Will changing cigarette packets reduce smoking?
Cigarette packaging is back on the political agenda in England.
The government decided against introducing standardised packaging in 2012 saying it wanted to wait until evidence emerged from the first country in the world to introduce such legislation - Australia.
A year later, it has now launched an independent review with the possibility of uniform packaging being introduced in 2015.
When did governments start to curb smoking?
This debate is all a far cry from the early days of cigarette advertising. It was a world of sex appeal, Hollywood and the Marlboro man.
At first, it was mainly men who smoked, but women joined the club in large numbers after World War Two.
But then the image of smoking began to change as the deadly consequences of tobacco-use emerged.
A report by the UK Medical Research Council in 1957, followed by one from the Royal College of Physicians in 1962, showed a direct link between smoking and lung cancer.
This spurred governments around the world into action.
Have tobacco companies lost the advertising war?
Smoking was once heavily advertised and enjoyed a close relationship with major sporting events including Formula 1.
Adverts for cigarettes were banned from British television in 1965 and a complete ban on all forms of tobacco advertising was introduced in phases by 2005.
At the same time, the European Union introduced a ban on all tobacco advertising and sponsorship across all media.
Commercials on Australian television and radio were banned in 1976 while newspapers followed in 1989.
It is why the humble cigarette packet is at the centre of such fierce debate. In many countries, it is the last place where manufacturers can advertise their brand.
How effective have other measures been?
Remember the days when you could smoke inside a pub while having a pint, or at your desk at work?
New York banned smoking in restaurants, bars and clubs in 2003. France, India, Ireland and Italy rapidly followed.
Between 2006 and 2007 the UK also banned smoking in enclosed public spaces such as bars, restaurants and workplaces.
The ban has been described as "one of the most important public health acts in the last century" and studies have suggested lower rates of heart attacks and asthma since the ban.
A Department of Health-funded study examining emergency admissions between July 2002 and September 2008 in England found a 2.4% reduction in admissions for heart attacks.
Research from Scotland reported a much larger 17% decrease in heart attack admissions in the year after its ban while another study found a 10% drop in the country's premature birth rate, which researchers linked to the smoke-free laws.
However, smokers' groups say the ban has been a disaster for many pubs and clubs.
Do gruesome pictures work?
Graphic pictures on cigarette packages showing the dire health consequences of smoking are another tool used to dissuade people from smoking.
Black-tar filled lungs, tumours and diseased rotting teeth are now a fixture on cigarette packets in some countries.
Canada led the way in 2001 and was shortly followed by Brazil and Singapore.
A study suggested the policy in Canada cut smoking rates by between 12% and 20% from 2000 to 2009.
The World Health Organization argues that the pictures "significantly enhance the effectiveness" of warning labels.
Some countries move the packets out of sight and keep them below shop counters.
What did Australia do?
On 1 December 2012, Australia formally introduced uniform packaging dominated by health warnings.
All tobacco company logos and colours were banned from packets.

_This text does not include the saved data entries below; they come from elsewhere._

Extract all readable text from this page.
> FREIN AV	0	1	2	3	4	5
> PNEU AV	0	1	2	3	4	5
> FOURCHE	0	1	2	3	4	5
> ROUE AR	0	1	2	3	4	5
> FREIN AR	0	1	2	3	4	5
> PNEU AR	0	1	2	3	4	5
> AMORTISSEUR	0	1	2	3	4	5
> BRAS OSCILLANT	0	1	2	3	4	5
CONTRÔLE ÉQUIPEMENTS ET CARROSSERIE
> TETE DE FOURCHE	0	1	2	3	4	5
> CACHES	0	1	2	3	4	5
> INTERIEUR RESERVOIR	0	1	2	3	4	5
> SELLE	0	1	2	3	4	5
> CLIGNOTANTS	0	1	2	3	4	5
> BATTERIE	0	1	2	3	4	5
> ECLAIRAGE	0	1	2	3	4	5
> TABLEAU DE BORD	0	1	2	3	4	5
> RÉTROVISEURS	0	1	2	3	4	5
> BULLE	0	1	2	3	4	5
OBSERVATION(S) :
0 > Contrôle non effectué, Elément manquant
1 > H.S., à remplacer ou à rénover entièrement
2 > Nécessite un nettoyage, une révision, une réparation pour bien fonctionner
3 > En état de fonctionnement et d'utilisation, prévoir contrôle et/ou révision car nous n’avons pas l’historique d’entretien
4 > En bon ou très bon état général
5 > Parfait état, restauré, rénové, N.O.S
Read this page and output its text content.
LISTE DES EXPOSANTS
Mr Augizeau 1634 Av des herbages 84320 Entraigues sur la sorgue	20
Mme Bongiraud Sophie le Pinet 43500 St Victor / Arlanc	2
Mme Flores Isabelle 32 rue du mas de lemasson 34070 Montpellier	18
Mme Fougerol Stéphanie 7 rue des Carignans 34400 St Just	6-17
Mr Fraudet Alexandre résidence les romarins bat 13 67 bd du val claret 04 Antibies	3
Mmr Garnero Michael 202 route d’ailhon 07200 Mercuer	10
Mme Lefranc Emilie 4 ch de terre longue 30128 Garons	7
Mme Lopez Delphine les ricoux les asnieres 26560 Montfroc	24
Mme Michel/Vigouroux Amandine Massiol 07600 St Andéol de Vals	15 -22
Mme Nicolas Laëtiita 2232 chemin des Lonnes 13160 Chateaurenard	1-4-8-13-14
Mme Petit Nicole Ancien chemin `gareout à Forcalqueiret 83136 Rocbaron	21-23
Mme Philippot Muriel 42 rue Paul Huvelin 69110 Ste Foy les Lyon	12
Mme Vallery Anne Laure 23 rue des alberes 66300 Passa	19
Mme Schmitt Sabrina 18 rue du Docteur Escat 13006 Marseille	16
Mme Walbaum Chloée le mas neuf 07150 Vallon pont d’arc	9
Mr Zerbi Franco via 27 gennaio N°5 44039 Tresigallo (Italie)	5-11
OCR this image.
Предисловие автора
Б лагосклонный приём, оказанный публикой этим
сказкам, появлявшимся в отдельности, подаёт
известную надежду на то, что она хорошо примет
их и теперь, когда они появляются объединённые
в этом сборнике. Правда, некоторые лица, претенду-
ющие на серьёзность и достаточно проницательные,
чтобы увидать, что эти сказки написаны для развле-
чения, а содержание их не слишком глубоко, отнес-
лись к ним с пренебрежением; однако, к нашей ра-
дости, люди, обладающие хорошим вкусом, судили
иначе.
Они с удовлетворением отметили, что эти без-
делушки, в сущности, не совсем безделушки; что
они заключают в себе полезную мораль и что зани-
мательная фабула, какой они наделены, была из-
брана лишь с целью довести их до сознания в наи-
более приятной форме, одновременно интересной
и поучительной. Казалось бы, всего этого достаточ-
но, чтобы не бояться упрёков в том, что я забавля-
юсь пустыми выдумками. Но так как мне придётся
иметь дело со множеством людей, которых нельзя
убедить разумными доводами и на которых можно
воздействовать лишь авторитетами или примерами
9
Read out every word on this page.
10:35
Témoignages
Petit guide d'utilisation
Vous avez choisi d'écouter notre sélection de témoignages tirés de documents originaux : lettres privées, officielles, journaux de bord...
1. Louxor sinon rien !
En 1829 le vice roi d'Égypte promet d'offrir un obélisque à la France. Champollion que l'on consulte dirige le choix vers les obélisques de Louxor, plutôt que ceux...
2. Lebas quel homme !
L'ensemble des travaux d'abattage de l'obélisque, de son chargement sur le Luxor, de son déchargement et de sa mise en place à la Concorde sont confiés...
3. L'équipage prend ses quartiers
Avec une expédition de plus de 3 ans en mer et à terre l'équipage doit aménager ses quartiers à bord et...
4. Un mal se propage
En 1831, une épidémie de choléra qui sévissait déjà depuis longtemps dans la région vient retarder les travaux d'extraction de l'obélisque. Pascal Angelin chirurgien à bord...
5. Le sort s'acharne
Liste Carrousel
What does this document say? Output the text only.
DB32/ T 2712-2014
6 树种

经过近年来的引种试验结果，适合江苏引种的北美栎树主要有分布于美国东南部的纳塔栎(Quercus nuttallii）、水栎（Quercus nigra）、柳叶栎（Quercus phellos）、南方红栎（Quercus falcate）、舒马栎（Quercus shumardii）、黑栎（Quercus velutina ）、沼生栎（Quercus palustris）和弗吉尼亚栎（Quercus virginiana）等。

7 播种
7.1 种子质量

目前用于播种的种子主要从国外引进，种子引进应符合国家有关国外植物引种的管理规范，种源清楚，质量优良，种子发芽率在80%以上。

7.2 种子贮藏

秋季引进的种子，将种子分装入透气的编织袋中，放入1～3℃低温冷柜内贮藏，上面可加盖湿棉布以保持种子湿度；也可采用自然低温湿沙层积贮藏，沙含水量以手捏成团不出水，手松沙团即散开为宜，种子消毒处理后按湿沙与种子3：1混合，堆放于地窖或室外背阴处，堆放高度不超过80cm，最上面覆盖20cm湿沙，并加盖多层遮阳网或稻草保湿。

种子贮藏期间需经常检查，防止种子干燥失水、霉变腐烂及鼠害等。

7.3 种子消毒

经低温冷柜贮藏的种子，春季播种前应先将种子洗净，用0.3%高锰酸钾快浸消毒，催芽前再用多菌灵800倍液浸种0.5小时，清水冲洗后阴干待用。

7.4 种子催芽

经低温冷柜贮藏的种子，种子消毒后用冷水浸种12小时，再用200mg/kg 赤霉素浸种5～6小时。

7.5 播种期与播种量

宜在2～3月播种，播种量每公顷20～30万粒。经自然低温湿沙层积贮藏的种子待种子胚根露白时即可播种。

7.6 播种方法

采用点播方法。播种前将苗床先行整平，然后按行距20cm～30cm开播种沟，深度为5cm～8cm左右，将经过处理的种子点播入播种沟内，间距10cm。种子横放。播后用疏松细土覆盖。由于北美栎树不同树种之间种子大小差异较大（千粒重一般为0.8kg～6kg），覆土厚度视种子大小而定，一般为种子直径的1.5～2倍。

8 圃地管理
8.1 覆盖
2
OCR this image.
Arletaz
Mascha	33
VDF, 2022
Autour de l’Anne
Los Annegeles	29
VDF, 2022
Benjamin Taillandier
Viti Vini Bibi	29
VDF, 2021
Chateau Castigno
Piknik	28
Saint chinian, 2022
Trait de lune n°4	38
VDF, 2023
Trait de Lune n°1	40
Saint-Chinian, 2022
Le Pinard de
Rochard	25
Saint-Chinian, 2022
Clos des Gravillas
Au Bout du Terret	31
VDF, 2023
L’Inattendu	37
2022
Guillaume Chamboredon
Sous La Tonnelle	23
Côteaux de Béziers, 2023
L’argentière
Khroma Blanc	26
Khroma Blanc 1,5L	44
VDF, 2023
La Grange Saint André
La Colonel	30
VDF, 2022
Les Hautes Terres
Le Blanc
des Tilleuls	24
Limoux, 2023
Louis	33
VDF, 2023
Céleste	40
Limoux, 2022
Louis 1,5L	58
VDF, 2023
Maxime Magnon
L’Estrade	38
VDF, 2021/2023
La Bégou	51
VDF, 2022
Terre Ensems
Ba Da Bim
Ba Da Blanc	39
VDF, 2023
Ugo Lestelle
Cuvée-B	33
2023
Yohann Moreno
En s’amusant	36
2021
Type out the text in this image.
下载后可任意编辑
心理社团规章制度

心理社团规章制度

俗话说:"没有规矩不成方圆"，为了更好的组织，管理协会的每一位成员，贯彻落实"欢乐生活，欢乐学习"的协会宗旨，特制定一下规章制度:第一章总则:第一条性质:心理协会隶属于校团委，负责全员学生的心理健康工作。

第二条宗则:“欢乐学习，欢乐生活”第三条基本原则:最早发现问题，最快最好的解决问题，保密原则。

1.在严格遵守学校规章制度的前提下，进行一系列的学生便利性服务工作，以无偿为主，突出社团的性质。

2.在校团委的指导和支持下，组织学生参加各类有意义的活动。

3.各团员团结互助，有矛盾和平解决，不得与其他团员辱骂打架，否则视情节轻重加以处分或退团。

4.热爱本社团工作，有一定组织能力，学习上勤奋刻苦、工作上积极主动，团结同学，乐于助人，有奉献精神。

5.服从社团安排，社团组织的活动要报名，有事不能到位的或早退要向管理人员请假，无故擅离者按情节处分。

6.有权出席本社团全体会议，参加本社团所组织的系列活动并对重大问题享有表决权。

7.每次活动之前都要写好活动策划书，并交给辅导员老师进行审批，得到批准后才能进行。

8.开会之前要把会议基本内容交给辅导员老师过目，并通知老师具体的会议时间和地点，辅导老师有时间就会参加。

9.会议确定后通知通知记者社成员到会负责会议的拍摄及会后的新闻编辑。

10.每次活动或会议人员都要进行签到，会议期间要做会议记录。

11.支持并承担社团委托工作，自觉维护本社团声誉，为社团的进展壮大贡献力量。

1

The only concession to the tobacco industry was that the name of the brand was allowed in small print at the bottom.
"This is the last gasp of a dying industry," declared Health Minister Tanya Plibersek at the time.
Ireland is planning to follow suit and Scotland also has its own plans to introduce plain packaging.
What impact has it had?
Early findings from Australia, published in the British Medical Journal, suggested the move made smoking seem less appealing and increased the urgency for people to quit.
During the transition from glitzy to drab packaging, the research showed those smoking plain packaged cigarettes were 81% more likely to have thought about quitting and 70% more likely to say they found the cigarettes less satisfying.
But this will not be the measure of success for plain packaging.
The big questions - has it cut smoking rates? Are fewer children taking up the habit? We still do not know.
Why is England lagging behind?
Initially the government had seemed keen on plain packaging as a way to reduce smoking rates.
A consultation by the Department of Health had shown that the debate was "highly polarised" with "strong views" about the effectiveness of the policy on both sides.
Officially the government line was to assess the impact of legislation in Australia.
However, this attracted criticism with Labour describing it as a "humiliating U-turn" and continuing to draw attention to the Conservative election chief Lynton Crosby who worked as a consultant for the tobacco industry.
Paediatrician, Sir Cyril Chantler, will lead the government's review and will report by March 2014. The findings could lead to a change in policy before the 2015 general election.